If it runs on Linux, it runs in a nebula.
Projects
A nebula hosts one or more projects. Each project is a repo that runs as its own supervised service, on its own port, reachable at its own subdomain. A fresh deploy makes a one-project nebula; add more to the same box whenever you like. See Deploy from the CLI.
Plans
Your plan sets how much compute you can run. Every plan uses the same one-click deployment system; higher ranks raise the ceilings and add support and backups.
Pools
From Commander up, resources are a shared pool rather than a fixed slice per container. Your nebulae draw vCPU, RAM and storage from the pool as they need it, so a busy container can use more while an idle one uses less — you're never stranded by a too-small per-box limit.

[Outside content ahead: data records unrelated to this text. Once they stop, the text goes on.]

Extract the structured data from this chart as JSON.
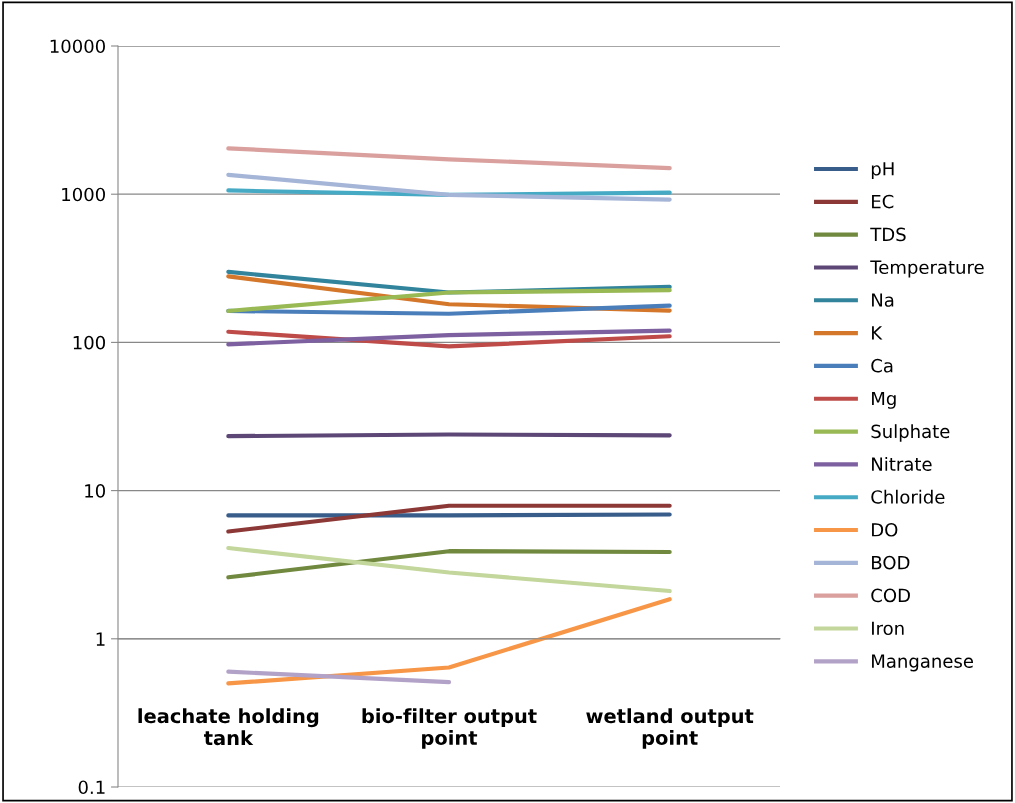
{
  "chart_data": {
    "type": "line",
    "categories": [
      "leachate holding\ntank",
      "bio-filter output\npoint",
      "wetland output\npoint"
    ],
    "series": [
      {
        "name": "pH",
        "color": "#385d8a",
        "values": [
          6.8,
          6.8,
          6.9
        ]
      },
      {
        "name": "EC",
        "color": "#8c3836",
        "values": [
          5.3,
          7.9,
          7.9
        ]
      },
      {
        "name": "TDS",
        "color": "#71893f",
        "values": [
          2.6,
          3.9,
          3.85
        ]
      },
      {
        "name": "Temperature",
        "color": "#5c4776",
        "values": [
          23.3,
          23.9,
          23.6
        ]
      },
      {
        "name": "Na",
        "color": "#31849b",
        "values": [
          299,
          217,
          237
        ]
      },
      {
        "name": "K",
        "color": "#d4772a",
        "values": [
          279,
          181,
          164
        ]
      },
      {
        "name": "Ca",
        "color": "#4a7ebb",
        "values": [
          163,
          156,
          177
        ]
      },
      {
        "name": "Mg",
        "color": "#be4b48",
        "values": [
          118,
          94,
          110
        ]
      },
      {
        "name": "Sulphate",
        "color": "#98b954",
        "values": [
          163,
          217,
          225
        ]
      },
      {
        "name": "Nitrate",
        "color": "#7d60a0",
        "values": [
          97,
          112,
          120
        ]
      },
      {
        "name": "Chloride",
        "color": "#46aac5",
        "values": [
          1060,
          990,
          1025
        ]
      },
      {
        "name": "DO",
        "color": "#f79646",
        "values": [
          0.5,
          0.64,
          1.85
        ]
      },
      {
        "name": "BOD",
        "color": "#a5b5d8",
        "values": [
          1350,
          990,
          920
        ]
      },
      {
        "name": "COD",
        "color": "#d9a09e",
        "values": [
          2040,
          1720,
          1500
        ]
      },
      {
        "name": "Iron",
        "color": "#c3d69b",
        "values": [
          4.1,
          2.8,
          2.1
        ]
      },
      {
        "name": "Manganese",
        "color": "#b3a2c7",
        "values": [
          0.6,
          0.51,
          null
        ]
      }
    ],
    "log": "y",
    "ylim": [
      0.1,
      10000
    ],
    "yticks": [
      0.1,
      1,
      10,
      100,
      1000,
      10000
    ],
    "grid": "y",
    "legend": "right",
    "marker": "none",
    "line_style": "solid"
  }
}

| Plan | Containers | vCPU | RAM | Storage |
|---|---|---|---|---|
| Ensign | 1 | 2 vCPU | 2 GB | 20 GB |
| Commander | 3 | 6 shared | 8 GB pool | 80 GB pool |
| Captain | 10 | 20 shared | 32 GB pool | 250 GB pool |
| Planetary | ∞ | 48 dedicated | 128 GB | 1 TB + 4 TB |
See the full breakdown on the pricing page.
Two ways to drive it
Everything you can do, you can do from either surface:
- The CLI — deploy a GitHub repo with one command, like Vercel. Best when your code already lives in a repo. See Deploy from the CLI.
- The dashboard — spin up a container in the browser, then work on it directly over SSH or an IDE. Best when you want a live box to build on. See Work over SSH.